In another experimental study, Yamaguchi et al. have demonstrated that percutaneous carbon dioxide administration can improve cardiac function in experimental myocardial infarction induced in rats by ligation of a coronary artery (27). Because we wanted to investigate the effect of repeated mofette treatments, we only induced cardiac ischemia by s.c. administration of isoproterenol, in a single dose (9), allowing the survival of the animals.

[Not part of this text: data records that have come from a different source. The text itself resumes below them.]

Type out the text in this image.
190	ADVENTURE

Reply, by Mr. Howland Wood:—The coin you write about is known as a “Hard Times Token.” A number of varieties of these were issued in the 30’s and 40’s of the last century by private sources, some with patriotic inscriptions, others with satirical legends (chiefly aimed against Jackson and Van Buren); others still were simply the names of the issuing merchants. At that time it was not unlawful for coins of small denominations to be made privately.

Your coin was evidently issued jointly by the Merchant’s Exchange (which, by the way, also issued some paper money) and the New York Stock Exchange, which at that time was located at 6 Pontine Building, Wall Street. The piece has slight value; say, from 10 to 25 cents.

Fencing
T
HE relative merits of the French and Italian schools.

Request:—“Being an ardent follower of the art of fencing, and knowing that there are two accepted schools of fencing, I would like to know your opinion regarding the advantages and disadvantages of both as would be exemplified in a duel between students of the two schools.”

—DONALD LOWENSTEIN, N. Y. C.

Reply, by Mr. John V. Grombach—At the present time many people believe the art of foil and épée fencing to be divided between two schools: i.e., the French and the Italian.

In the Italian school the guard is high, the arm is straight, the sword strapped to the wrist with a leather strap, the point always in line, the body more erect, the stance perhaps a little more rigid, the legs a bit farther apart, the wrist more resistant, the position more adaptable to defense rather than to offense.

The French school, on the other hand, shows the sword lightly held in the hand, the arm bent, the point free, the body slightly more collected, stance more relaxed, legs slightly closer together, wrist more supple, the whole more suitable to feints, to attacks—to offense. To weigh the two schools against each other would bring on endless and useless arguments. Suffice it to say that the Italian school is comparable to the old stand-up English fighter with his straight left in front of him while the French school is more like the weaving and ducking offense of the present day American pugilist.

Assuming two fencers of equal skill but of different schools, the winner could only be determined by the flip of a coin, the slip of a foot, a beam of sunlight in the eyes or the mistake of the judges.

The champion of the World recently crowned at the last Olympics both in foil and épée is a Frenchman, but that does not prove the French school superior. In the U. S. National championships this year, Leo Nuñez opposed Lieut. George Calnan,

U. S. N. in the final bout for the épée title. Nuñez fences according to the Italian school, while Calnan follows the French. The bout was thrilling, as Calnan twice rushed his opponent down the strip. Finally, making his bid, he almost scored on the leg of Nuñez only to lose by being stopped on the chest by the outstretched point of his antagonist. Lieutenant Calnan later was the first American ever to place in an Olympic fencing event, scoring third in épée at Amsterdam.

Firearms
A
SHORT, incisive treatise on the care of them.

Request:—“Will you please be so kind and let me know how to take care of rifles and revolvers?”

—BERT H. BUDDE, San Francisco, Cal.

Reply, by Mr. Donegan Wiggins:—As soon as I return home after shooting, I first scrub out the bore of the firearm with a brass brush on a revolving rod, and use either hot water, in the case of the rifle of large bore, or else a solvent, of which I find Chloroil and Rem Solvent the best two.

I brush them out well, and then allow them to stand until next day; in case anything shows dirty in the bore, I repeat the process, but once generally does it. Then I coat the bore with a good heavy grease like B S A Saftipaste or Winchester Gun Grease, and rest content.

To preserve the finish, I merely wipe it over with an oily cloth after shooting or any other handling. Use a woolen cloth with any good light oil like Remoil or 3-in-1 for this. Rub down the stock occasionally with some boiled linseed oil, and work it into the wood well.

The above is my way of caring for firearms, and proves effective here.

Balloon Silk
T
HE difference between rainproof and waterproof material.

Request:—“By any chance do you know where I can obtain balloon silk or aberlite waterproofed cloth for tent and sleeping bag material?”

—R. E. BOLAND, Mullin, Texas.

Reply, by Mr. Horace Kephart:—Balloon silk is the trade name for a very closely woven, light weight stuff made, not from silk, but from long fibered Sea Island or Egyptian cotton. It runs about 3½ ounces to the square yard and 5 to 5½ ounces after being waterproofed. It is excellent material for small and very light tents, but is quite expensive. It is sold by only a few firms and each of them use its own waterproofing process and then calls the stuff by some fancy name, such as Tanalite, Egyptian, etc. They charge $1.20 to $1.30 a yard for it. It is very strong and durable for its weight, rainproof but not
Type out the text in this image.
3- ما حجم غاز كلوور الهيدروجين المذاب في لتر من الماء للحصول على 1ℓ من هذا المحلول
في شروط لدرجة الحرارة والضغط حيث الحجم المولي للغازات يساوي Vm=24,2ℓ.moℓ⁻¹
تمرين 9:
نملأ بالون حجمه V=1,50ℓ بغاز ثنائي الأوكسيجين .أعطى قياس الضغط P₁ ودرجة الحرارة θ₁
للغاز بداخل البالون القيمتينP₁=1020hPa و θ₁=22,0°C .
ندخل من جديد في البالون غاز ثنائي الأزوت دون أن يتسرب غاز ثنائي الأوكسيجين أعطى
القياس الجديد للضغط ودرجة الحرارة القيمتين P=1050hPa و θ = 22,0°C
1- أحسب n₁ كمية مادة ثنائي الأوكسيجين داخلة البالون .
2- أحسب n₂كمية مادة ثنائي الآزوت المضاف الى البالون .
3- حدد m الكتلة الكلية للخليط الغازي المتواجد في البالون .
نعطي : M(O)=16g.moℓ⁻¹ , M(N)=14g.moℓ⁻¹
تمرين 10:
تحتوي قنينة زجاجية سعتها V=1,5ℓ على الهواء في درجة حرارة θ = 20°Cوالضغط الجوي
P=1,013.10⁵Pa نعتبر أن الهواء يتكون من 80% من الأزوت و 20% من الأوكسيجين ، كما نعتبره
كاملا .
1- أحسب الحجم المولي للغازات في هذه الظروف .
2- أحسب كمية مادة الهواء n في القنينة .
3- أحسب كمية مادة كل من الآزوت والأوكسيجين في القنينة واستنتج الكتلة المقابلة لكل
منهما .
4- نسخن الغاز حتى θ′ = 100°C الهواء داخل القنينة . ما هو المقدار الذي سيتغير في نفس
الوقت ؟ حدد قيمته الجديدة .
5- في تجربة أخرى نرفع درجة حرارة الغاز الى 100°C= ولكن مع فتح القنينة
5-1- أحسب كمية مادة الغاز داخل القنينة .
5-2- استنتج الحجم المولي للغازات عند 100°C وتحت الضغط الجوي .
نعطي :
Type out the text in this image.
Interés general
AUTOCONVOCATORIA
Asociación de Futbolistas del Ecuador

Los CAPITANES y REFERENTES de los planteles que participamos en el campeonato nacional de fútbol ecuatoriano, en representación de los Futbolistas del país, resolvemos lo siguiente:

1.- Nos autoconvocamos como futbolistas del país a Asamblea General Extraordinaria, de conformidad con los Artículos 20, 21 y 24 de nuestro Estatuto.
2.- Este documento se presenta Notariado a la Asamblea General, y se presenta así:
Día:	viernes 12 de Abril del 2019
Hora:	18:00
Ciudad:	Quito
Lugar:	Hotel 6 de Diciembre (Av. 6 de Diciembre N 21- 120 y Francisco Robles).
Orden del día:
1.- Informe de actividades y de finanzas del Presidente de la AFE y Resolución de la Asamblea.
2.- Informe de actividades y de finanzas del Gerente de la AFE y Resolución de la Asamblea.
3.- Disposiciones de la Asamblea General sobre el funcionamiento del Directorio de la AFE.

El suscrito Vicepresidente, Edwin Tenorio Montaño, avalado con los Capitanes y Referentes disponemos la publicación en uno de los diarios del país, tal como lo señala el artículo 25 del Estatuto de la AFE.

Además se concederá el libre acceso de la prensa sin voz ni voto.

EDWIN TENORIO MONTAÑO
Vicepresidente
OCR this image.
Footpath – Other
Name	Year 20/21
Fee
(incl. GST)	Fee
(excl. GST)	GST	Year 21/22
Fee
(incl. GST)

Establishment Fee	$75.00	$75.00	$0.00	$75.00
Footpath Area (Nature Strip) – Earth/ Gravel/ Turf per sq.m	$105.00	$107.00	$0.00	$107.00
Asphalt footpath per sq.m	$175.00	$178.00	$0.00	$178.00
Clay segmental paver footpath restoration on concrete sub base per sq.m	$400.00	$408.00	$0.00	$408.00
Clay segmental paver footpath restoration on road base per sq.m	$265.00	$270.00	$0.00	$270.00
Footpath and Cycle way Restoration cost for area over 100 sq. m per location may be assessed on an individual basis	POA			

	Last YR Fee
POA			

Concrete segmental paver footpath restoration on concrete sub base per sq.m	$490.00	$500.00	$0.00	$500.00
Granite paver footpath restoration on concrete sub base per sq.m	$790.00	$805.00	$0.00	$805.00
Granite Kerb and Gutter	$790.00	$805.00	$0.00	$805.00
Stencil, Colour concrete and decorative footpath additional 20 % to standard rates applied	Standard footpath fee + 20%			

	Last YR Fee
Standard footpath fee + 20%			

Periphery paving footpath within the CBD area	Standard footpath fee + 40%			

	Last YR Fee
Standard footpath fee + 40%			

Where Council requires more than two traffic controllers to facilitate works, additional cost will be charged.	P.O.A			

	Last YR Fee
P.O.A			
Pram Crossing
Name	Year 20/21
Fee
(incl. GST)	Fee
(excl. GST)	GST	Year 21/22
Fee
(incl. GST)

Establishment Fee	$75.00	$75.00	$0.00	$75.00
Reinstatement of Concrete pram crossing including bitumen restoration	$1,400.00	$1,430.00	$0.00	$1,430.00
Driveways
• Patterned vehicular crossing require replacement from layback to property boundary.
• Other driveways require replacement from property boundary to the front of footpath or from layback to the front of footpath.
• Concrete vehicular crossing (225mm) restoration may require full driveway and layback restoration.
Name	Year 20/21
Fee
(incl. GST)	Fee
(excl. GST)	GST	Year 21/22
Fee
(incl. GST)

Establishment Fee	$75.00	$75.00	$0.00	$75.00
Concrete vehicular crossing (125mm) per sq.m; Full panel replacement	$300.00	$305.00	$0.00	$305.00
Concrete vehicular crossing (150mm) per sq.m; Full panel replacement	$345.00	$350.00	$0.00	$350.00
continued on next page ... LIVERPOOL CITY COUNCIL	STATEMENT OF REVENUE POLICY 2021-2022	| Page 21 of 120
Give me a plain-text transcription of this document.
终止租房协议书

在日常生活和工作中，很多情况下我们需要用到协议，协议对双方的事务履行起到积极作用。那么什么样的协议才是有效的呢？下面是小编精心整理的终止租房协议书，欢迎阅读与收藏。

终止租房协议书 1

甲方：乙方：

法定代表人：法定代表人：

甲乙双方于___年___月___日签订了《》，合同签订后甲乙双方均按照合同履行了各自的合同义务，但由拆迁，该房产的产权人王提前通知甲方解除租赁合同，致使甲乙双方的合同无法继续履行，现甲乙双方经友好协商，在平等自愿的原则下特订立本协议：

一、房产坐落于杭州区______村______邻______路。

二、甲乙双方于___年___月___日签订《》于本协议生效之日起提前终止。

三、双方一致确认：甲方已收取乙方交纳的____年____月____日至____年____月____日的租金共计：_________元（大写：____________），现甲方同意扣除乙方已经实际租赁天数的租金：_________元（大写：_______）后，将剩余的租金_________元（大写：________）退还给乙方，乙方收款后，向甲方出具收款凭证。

The histological results obtained by us are comparable to those reported by other authors regarding the microscopic aspects consecutive to cardiac ischemia (28), with the difference that the inflammatory infiltrate observed by us is much more discrete. At 4 days after induction of cardiac ischemia, some lesions were reversible, while others were irreversible. The areas affected by irreversible lesions were the areas in which fibrosis was present at the end of the experiment. Between groups 2 and 3 there were differences regarding the surface of fibrosis areas, which were somewhat smaller in group 3. These differences can be probably attributed to the beneficial effect of mofette, which induced reversible alterations (ballooning, hypercontraction bands) and prevented necrosis of cells. Also, with respect to the degree of repair of necrotic areas by collagen synthesis, in group 3 these processes were in a more advanced stage of connective tissue consolidation because the density of collagen fibers was much higher and their diameter was much larger in group 3 than in group 2.

Study Limitations

The absence of previous clinical and experimental studies related to the efficacy of treatment of ischemic heart disease with natural mofettes in Baile Tusnad, as well as regarding their mechanism of action. However, based on our results, future integrated studies focusing on the treatment modality and timing as well as monitoring of adverse reactions should be conducted.

Conclusion

To our knowledge, this is the first study that demonstrates the beneficial effects of mofette on the balance between oxidative stress and antioxidant status in experimentally induced myocardial ischemia, an effect due to carbon dioxide present in mofette gas. The results showed the positive effects of exposure to natural mofette treatment in Baile Tusnad, through a reduction in oxidative stress, a significant improvement in the antioxidant status, an amelioration of the inflammatory infiltrate, and the repair of necrotic areas through collagen proliferation. However, a periodic analysis of the physical and chemical properties of natural mofettes is important. Experimental studies regarding its biological effects and mechanism of action, as well as further clinical studies regarding its therapeutic effect are also necessary.

Conflicts of Interest

The Authors report no conflicts of interest regarding this study.

Authors’ Contributions

Gabriela Dogaru (GD), Vasile Rus (VR), Constantin Munteanu (CM), Ioana Stanescu (IS) and Lorena Ciumarnean (LR) conceived the project, designed the experiments and jointly wrote the manuscript. Paul Mihai Boarescu (PMB) induced myocardial ischemia. VR performed the histological analysis. Adriana Bulboaca (AD) and Gyorgy Bodizs (GB) they determined the markers of oxidative stress. Adela Viviana Sitar Taut (AVST) and AD performed statistical analysis. All Authors contributed to the data analysis, drafting and revising the manuscript. The Authors are accountable for all aspects of this study.